I watched him read, shake his head, smirk, frown, slap the pages down on his desk. He ran a hand over his face, stood up and headed my way.
“Is this really the story you want me to run, Gus?”
“Yeah, boss. A ‘leave of absence’ could mean anything. The PR flak said ‘family problems demanding immediate attention’ etcetera. It’s all in my story.”
“I read it. Not sure I believe it. And if I don’t how can I expect my readers to?”
“Look, you don’t like my piece, read Jenna’s.”
“Jenna’s? She got some good shots, sure, but she doesn’t – “
“Yeah, she does. Ask her. I gotta go out for a couple of hours.”

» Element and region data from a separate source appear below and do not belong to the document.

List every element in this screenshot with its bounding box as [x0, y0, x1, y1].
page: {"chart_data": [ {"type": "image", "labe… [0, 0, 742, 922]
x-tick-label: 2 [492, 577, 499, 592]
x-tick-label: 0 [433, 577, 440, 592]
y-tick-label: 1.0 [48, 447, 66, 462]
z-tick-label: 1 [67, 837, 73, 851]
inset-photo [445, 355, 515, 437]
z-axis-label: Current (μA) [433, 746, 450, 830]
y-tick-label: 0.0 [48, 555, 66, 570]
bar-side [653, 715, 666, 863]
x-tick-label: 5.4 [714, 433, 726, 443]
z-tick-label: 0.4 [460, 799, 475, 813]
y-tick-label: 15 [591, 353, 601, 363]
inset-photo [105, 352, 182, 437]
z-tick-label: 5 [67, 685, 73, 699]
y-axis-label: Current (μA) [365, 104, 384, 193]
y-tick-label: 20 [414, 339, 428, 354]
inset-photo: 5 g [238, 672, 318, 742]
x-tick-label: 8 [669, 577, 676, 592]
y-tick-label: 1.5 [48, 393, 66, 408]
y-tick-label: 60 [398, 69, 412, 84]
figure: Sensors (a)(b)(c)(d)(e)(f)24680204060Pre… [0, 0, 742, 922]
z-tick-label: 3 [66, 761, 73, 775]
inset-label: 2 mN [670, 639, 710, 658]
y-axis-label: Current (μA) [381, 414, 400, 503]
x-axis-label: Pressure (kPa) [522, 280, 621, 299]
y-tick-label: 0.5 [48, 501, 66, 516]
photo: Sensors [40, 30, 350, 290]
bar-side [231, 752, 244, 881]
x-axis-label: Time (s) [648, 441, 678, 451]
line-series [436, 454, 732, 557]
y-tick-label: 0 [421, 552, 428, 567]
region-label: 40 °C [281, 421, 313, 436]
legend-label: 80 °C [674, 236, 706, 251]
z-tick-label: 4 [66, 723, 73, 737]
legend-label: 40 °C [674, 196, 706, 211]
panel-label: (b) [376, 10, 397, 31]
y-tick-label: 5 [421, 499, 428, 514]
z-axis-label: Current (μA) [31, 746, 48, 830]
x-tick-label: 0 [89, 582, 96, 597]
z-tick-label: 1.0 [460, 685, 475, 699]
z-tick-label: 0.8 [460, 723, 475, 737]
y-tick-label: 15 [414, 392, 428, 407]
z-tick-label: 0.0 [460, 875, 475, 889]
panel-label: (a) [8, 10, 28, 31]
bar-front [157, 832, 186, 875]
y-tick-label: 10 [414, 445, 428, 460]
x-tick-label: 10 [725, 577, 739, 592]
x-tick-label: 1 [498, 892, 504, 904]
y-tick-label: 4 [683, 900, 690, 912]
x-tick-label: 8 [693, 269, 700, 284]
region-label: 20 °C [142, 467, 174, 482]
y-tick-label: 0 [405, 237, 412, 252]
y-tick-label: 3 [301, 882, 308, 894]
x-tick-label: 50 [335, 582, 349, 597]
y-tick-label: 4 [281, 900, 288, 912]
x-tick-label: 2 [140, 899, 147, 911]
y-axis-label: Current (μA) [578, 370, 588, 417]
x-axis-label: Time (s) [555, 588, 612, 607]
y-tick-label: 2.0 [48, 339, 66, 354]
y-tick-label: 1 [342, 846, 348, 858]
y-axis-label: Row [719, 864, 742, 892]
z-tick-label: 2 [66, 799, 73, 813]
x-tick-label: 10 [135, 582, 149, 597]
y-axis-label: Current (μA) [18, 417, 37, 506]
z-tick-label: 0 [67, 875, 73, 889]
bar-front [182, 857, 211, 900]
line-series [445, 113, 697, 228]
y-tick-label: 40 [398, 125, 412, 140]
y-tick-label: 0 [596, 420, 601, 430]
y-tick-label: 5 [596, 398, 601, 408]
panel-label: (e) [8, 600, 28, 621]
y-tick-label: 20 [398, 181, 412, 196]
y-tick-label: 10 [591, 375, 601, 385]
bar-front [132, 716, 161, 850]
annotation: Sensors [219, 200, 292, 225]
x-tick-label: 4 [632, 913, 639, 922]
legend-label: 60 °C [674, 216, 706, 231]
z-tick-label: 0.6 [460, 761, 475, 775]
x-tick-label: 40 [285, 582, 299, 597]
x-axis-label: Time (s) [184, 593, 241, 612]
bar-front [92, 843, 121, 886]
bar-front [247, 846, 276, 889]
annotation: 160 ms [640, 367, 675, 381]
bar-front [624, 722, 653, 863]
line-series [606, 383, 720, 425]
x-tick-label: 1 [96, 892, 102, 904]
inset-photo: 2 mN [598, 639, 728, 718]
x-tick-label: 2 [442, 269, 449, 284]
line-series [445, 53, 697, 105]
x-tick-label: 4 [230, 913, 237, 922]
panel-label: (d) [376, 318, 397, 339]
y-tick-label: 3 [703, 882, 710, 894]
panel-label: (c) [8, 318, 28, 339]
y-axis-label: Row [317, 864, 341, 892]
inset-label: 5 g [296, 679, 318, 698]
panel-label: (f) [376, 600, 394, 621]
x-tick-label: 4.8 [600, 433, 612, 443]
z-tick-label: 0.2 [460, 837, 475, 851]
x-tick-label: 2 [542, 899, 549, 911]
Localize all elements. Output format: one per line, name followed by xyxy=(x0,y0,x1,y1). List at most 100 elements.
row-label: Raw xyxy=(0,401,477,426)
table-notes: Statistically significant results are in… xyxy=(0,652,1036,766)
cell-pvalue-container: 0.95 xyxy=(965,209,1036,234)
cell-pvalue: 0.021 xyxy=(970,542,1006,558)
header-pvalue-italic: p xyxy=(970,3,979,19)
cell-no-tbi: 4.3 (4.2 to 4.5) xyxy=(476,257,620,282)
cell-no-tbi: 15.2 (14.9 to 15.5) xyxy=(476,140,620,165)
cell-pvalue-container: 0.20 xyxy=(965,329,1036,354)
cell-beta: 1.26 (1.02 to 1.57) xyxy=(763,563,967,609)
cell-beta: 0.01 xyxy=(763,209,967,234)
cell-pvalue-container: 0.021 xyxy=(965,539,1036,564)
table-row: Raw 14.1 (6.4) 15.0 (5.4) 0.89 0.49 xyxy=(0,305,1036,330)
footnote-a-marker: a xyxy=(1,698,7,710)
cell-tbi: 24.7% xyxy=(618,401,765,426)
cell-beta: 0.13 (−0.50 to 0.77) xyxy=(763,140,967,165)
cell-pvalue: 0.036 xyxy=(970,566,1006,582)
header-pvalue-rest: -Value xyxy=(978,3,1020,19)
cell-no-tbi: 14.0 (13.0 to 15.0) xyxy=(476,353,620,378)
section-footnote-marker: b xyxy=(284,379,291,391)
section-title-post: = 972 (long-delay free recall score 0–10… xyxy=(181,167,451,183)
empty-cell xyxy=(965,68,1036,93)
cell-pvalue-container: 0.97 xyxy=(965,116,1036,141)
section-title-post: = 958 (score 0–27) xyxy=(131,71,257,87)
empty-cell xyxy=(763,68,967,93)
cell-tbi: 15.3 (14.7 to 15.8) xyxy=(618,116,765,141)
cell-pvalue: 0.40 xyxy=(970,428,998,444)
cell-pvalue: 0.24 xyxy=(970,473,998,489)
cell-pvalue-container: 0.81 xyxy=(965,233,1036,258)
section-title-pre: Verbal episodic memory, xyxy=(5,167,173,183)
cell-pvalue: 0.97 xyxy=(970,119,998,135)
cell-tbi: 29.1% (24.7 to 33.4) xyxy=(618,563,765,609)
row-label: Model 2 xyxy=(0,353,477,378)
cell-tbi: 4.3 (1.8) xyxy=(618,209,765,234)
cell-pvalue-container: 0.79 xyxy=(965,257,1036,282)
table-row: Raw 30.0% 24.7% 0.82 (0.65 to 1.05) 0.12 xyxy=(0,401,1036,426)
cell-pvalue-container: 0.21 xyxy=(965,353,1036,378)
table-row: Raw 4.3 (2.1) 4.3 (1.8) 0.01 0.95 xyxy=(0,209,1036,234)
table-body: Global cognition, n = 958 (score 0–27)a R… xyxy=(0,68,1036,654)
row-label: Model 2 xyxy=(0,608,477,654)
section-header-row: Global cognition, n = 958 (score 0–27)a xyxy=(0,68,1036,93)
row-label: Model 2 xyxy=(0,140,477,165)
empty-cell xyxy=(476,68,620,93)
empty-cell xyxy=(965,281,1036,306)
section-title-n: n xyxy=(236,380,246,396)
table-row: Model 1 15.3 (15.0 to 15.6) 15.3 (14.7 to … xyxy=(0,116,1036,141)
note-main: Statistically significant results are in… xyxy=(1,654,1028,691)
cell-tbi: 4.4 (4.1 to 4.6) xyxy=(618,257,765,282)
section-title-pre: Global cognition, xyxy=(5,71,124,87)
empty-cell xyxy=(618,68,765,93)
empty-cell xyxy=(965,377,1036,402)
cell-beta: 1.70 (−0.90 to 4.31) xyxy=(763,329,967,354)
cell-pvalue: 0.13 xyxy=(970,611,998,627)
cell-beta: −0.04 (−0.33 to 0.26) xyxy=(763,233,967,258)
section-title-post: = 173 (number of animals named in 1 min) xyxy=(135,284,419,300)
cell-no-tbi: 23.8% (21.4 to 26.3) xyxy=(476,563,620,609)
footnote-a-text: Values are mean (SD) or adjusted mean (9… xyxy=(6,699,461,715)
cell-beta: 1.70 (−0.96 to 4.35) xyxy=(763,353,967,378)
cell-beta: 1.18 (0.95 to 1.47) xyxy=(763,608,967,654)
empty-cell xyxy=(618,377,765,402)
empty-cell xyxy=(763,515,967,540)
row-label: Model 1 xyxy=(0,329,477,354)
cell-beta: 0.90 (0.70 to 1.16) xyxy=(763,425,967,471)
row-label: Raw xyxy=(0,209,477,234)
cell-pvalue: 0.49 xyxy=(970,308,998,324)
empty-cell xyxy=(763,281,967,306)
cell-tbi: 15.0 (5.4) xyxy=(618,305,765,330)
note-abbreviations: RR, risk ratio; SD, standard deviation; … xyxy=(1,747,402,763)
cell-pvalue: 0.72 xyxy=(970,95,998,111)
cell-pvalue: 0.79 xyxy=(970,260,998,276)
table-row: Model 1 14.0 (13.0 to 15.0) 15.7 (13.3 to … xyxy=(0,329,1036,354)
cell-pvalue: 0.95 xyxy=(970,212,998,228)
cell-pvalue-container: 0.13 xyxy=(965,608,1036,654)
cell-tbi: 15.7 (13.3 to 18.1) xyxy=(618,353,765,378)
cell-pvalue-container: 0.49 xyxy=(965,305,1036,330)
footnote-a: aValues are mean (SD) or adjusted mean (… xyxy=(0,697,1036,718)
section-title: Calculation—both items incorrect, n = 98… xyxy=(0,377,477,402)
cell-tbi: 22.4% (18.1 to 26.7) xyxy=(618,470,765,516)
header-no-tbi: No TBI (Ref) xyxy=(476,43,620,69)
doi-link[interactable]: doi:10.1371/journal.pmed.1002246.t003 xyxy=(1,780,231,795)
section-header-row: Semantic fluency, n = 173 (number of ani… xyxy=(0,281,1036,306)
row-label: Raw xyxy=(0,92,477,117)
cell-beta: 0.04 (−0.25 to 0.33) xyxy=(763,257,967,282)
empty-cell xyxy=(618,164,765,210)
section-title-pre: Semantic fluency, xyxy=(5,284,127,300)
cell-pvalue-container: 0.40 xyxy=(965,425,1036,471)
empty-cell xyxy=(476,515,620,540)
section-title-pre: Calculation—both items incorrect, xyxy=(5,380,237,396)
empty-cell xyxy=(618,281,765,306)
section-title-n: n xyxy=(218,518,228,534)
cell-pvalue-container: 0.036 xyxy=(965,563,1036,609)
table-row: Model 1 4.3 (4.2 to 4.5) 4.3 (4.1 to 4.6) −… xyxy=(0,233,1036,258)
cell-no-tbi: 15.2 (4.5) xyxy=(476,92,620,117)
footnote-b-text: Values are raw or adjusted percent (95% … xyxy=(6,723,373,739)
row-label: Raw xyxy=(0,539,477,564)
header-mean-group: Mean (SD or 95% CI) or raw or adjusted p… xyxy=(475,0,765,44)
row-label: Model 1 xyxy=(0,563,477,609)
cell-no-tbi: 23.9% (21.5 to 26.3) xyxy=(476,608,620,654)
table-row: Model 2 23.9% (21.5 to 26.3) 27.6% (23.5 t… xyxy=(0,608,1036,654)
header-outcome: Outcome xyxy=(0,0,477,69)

Normally, Campy would’ve given me a hard time – just to look good in front of the others. Instead, he raced off to find Jenna.
Me, I had an appointment with the Editor in Chief. See, I’d done some excavating. Found out the Mayor and the Chief’s son knew each other. Quite well, in fact. Sonny hadn’t been seen in years, was living overseas; I’d heard London from some, Japan from others. But I knew different. I knew the Mayor’s list of problems was longer than most folks realized. But why kick him when he was down? Whereas Sonny…
I knew his Dad wouldn’t want anybody to know how his boy made a living. Might jeopardize the Chief’s prospects with the prime TV news gig he was in the running for. He still had some good years left and was keen to live them out in full view of an adoring public. I could care less about Sonny, and the Mayor was safely out of the way, but the Chief; well, he wasn’t as nice a guy as folks figured he was. But he wasn’t the worst of the bunch either.
Me, I was getting real tired of living with four seasons – too hot, too cold and two in-between. These aging bones of mine were hankering for a milder climate. Say, San Francisco, by the Bay. Or better yet, the new branch office in Scottsdale, Arizona – they needed a savvy Editor. Either way, I had the leverage to get what I needed.
I whistled a little tune and made a note to buy sunscreen as the elevator doors closed.